In recent years, artificial intelligence (AI) has been increasingly widely used in the field of programming, but its capabilities still have certain limitations. Recently, Max Woolf, a senior data scientist at BuzzFeed, found through a series of experiments that the quality of code generated by AI can be significantly improved by continuously providing tips for large language models (LLMs). This discovery not only aroused heated discussions in the technology circle, but also attracted the attention of many AI scientists, further highlighting the importance of iterative optimization and prompt word design in AI programming.
In Woolf's experiment, he chose the AI model Claude3.5Sonnet as the research object. The first step in the experiment is to let the model solve a relatively simple programming problem: how to find the difference between the minimum and maximum value of the sum of each digit is 30 in one million random integers. After receiving the task, Claude quickly generated code that meets the requirements, but Woolf believes that there is still room for improvement in this code.
In order to further optimize the code, Woolf decided to ask Claude to iteratively optimize iteratively after each generation of code.
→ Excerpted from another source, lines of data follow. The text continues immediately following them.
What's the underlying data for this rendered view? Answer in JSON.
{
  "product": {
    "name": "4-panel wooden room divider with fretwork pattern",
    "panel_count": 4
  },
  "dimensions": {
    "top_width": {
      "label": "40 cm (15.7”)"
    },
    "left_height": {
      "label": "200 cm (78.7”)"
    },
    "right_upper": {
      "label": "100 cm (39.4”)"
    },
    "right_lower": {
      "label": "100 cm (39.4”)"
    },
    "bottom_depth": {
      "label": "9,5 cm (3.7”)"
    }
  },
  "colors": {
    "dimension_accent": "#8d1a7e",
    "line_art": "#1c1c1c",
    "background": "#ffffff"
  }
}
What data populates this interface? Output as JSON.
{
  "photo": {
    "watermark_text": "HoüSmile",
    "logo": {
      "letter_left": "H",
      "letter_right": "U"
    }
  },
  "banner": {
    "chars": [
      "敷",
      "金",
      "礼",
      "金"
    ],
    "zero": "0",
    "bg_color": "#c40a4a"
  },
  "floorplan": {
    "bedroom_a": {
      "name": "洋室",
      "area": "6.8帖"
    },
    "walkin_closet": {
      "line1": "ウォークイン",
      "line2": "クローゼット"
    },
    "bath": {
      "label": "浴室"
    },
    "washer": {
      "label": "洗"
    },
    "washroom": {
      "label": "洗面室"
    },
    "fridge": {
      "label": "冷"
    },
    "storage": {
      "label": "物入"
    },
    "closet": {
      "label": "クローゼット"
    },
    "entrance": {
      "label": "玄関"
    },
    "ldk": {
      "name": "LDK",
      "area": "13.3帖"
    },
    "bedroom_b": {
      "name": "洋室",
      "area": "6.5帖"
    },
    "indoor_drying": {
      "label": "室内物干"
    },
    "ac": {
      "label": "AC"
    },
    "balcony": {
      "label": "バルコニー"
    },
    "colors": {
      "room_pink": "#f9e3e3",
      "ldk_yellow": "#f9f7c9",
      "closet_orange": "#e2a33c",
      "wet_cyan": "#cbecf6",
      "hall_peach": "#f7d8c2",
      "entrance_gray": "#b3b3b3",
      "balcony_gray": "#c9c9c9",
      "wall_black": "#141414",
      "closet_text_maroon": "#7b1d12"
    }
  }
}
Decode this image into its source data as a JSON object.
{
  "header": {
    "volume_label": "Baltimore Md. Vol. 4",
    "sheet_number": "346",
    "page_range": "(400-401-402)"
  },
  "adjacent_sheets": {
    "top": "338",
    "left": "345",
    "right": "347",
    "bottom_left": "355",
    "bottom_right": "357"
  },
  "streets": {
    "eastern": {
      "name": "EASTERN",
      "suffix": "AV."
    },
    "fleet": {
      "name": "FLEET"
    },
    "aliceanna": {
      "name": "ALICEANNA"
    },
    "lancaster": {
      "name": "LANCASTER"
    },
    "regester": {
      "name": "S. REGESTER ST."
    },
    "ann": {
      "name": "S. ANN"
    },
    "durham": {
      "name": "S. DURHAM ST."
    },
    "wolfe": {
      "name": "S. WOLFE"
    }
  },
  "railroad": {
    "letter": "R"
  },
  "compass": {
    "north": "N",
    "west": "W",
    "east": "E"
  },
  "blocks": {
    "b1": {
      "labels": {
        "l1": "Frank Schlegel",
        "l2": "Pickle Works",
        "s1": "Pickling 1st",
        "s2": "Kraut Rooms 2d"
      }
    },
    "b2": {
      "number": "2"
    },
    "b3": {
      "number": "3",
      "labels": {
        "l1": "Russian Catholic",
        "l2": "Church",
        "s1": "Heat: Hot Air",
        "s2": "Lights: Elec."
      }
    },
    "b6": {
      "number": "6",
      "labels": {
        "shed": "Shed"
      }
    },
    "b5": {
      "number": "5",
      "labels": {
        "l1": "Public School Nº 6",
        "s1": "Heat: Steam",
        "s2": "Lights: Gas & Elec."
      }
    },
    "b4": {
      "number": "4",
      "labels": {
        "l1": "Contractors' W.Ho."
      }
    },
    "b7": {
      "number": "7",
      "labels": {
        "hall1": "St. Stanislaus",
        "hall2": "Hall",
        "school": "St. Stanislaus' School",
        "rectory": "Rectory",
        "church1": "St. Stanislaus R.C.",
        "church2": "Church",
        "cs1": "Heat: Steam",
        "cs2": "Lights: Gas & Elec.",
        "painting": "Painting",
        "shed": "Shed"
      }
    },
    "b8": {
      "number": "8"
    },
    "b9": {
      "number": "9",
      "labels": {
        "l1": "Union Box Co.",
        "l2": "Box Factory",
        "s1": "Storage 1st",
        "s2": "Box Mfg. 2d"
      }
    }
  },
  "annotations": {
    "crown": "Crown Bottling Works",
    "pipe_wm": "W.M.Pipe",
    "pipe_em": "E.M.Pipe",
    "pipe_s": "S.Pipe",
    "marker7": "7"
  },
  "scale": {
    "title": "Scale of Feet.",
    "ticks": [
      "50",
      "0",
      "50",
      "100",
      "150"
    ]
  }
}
After the first iteration, Claude refactored the code into an object-oriented Python class and implemented two significant optimizations, which increased the code by 2.7 times faster. In the second iteration, Claude further introduced multi-threaded processing and vectorized computing, which ultimately enabled the code to run at 5.1 times faster than the basic version.
However, as the number of iterations increases, the improvement of code quality gradually slows down. Although the model tried more complex techniques such as JIT compilation and asynchronous programming in subsequent iterations, these optimizations did not bring the expected performance improvements and even led to performance degradation in some cases. This phenomenon shows that although iterative hints can significantly improve code quality in the early stages, their effect will gradually weaken after reaching a certain level.
Woolf's experiment not only demonstrates the huge potential of AI in the field of programming, but also reveals its limitations in practical applications. Although AI can optimize code through iteratively, how to balance performance and complexity when designing prompt words is still an issue that needs to be discussed in depth. This research provides new ideas for future AI programming, and also reminds us that AI is not omnipotent, and rational use and optimization strategies are the key.